Capítulo 14
M: The Land Below - Don't trust the rain.
Milán, Italia. Mayo del 2000.
Ilse se quedó pensativa, sentada en el mismo camastro en el que Lisandro y ella habían compartido tantas anécdotas; ahora que estaban creciendo, que las edades se disipaban en distancias tenues y prosaicas, notó que su primo estaba cambiando más de lo que ella hubiera esperado. Los años a ella se le corrían como una película antigua, un suceso dolorido de pasiones ocultas y atrocidades escondidas detrás del telón familiar.
Lisandro se estaba convirtiendo en un ser de ademanes cuidadosos, encerrados bajo una capa gruesa de espurio que ni ella misma conseguía atravesar. Sintió cómo se la llenaron de lágrimas los ojos, y debajo de éstos, cómo le tiritaba la piel arrugadita, consecuencia de contener el dolor y la culpa.

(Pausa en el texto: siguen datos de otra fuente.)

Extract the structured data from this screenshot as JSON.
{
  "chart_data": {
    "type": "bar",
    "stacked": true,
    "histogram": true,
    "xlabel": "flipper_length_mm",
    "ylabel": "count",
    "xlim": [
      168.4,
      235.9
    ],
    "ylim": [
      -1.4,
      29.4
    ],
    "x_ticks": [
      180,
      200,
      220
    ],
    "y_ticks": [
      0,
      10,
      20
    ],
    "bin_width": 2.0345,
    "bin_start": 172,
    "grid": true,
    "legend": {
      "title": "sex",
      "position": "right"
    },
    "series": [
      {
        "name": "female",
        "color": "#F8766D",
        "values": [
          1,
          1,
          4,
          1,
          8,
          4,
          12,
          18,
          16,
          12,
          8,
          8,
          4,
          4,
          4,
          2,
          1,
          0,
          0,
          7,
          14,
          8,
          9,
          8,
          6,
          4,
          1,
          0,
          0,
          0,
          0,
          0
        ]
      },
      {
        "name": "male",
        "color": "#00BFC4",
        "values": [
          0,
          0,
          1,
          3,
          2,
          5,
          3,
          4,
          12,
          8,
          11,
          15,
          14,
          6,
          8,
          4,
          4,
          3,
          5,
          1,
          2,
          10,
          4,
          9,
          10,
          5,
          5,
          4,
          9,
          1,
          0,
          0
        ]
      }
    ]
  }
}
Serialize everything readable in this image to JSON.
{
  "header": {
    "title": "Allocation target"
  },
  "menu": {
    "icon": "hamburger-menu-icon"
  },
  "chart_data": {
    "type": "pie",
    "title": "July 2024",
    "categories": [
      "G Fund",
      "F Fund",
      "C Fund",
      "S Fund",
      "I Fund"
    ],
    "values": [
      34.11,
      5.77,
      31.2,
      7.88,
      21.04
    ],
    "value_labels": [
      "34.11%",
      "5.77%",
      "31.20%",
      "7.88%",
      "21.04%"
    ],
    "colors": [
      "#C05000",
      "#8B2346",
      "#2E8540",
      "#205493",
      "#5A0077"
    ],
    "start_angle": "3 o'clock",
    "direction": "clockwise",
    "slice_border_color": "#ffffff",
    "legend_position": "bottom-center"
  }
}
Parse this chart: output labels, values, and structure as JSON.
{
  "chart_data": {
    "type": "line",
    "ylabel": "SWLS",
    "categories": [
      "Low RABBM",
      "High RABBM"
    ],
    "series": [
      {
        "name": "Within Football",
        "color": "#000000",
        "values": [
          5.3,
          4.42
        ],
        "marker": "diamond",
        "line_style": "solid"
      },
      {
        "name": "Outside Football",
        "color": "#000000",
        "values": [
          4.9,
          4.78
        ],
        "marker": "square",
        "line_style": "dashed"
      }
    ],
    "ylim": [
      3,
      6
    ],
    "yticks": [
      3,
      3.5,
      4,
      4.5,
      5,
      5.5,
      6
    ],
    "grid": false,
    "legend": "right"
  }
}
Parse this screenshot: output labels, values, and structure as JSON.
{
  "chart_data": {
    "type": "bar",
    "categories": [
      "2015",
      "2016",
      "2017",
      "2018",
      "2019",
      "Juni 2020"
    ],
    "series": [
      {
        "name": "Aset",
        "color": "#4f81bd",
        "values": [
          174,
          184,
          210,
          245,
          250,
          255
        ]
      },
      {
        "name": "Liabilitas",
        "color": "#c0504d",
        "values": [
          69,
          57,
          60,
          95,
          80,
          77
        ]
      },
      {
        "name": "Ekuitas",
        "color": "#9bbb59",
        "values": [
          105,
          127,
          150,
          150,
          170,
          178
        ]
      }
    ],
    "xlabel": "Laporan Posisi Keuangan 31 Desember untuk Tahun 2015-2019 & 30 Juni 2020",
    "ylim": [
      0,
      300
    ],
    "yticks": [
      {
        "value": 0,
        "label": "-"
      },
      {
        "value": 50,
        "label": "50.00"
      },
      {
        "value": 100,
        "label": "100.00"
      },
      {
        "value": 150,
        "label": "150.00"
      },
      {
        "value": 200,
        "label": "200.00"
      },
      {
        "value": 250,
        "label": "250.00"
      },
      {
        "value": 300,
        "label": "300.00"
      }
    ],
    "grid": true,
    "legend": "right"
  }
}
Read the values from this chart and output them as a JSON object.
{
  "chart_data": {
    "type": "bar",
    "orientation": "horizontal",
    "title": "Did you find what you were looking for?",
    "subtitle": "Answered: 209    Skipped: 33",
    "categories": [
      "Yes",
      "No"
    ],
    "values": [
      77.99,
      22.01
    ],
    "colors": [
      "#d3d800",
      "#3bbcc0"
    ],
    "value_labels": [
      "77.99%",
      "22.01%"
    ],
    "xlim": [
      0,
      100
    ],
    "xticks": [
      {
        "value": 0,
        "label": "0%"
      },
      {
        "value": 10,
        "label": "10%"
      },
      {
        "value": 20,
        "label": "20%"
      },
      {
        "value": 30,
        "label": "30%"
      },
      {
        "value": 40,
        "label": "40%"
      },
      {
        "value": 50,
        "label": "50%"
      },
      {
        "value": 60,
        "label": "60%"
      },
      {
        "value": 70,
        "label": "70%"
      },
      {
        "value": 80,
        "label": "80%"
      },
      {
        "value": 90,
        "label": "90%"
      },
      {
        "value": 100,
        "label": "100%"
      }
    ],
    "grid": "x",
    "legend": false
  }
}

Se sentía tan dañada y aprisionada en las verdades a medias, que mientras veía a su primo encerrarse en ese mundo de sentimientos fríos, eternos, ella se volvía una muñeca de porcelana rota, dejada al olvido.
Entonces comprendió que mientras más intentara ocultar sus verdades y mientras más rígida quisiera aparentar ser, las cosas se le vendrían abajo como una avalancha de nieve imprevista, provocada por el más terrible de los sismos. Decía querer mucho a Lisandro, pero sus actos demostraban que no amaba a nadie más que a Vittorio y que, por muy prohibido que su madre dijese que era ese tipo de relación, su cerebro no dilucidaba el mundo sin distorsionarlo, si no lo hacía de la misma forma en la que lo hacía Vittorio.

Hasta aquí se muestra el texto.